## anonymous 5 years ago Question on limits

1. anonymous

2. anonymous

$\lim_{n \rightarrow \infty} ((n!)^{1/n})/n$

3. anonymous

fun!

4. anonymous

omg

5. anonymous

Pretty sure the factorial will dominate, but let's find out =)

6. anonymous

givng up

7. anonymous

how do i go about it polpak?

8. anonymous

Well, on top you have $$\infty^0$$

9. anonymous

Which by itself is an indeterminate form

10. anonymous

agreed

11. apples

The limit does exist and is finite.

12. anonymous

yes apples thats correct

13. anonymous

is anyone working on it?

14. apples

I'd suggest using the Squeeze Theorem.

15. anonymous

what is that? would you explain?

16. apples

The squeeze theorem states that, for any function f(x), if you can find g(x) and h(x) such that g(x) <= f(x) <= h(x) and the limit as x goes to a of g(x) is the same as the limit for h(x), then that is also the limit for f(x).

17. apples

Another way to compute the limit would be to use the following definition of e: $e = \lim_{n \to \infty} \frac{n}{\sqrt[n]{n!}}$

18. anonymous

i didnt quite get that theorm.. by using the definition of e it just means that the question i asked yields 1/e as an answer right?

19. apples

Yes.

20. apples

The theorem states that if you can find functions that are upper and lower bounds of your function, and they have the same limit at a certain point, then your function has the same limit at that point.

21. apples

For example, a lower bound for this problem would be $\left(1 - \frac{1}{n}\right)^n$ which has a limit of 1/e as n goes to infinity.
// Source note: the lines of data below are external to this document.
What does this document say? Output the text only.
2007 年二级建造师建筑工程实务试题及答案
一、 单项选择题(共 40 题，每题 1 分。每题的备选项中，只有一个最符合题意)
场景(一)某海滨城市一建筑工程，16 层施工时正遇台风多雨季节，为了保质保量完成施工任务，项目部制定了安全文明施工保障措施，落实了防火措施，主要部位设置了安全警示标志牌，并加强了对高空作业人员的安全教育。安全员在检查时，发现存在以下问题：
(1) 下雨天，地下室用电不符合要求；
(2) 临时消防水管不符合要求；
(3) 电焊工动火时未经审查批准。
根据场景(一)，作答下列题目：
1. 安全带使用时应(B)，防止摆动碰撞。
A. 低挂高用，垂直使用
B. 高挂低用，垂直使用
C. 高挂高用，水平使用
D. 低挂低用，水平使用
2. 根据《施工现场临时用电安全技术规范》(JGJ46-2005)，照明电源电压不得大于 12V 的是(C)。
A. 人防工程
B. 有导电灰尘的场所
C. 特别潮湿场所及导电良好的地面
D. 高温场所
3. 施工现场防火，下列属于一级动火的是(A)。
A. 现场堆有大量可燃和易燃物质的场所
So if you could find an upper bound of the problem that also went to 1/e, you could state that the answer to the problem is 1/e by the squeeze theorem.

22. anonymous

ok i understand now. but how is a the lower limit and the upper limit of a function found?

23. apples

You aren't finding "upper and lower" limits, you're finding limits of the upper and lower bounding functions. Let's consider a simple example, f(x) = 0: $\lim_{x \to \infty} f(x)$ An upper bound on this could be something like 1/x, since it is clear that 1/x > 0 for all x > 0. A lower bound could be -1/x, for similar reasons. Since we know that $\lim_{x \to \infty} \frac{1}{x} = \lim_{x \to \infty} \frac{-1}{x} = 0$ and $\frac{-1}{x} <= f(x) <= \frac{1}{x}$ for all x > 0, then $\lim_{x \to \infty} f(x) = 0$

24. anonymous

I think it's easy to find the limit using the definition, that apples just mentioned above, for e.

25. anonymous

The limit we're looking for is just the reciprocal of it. So: $\lim_{n \rightarrow \infty}{n. !^{1 \over n} \over n}=\lim_{n \rightarrow \infty}{1 \over {n \over n.!^{1 \over n}}}={1 \over e}$

26. anonymous

that was a good explanation apples. thank you.

27. anonymous

yea i got it anwar..=)

28. anonymous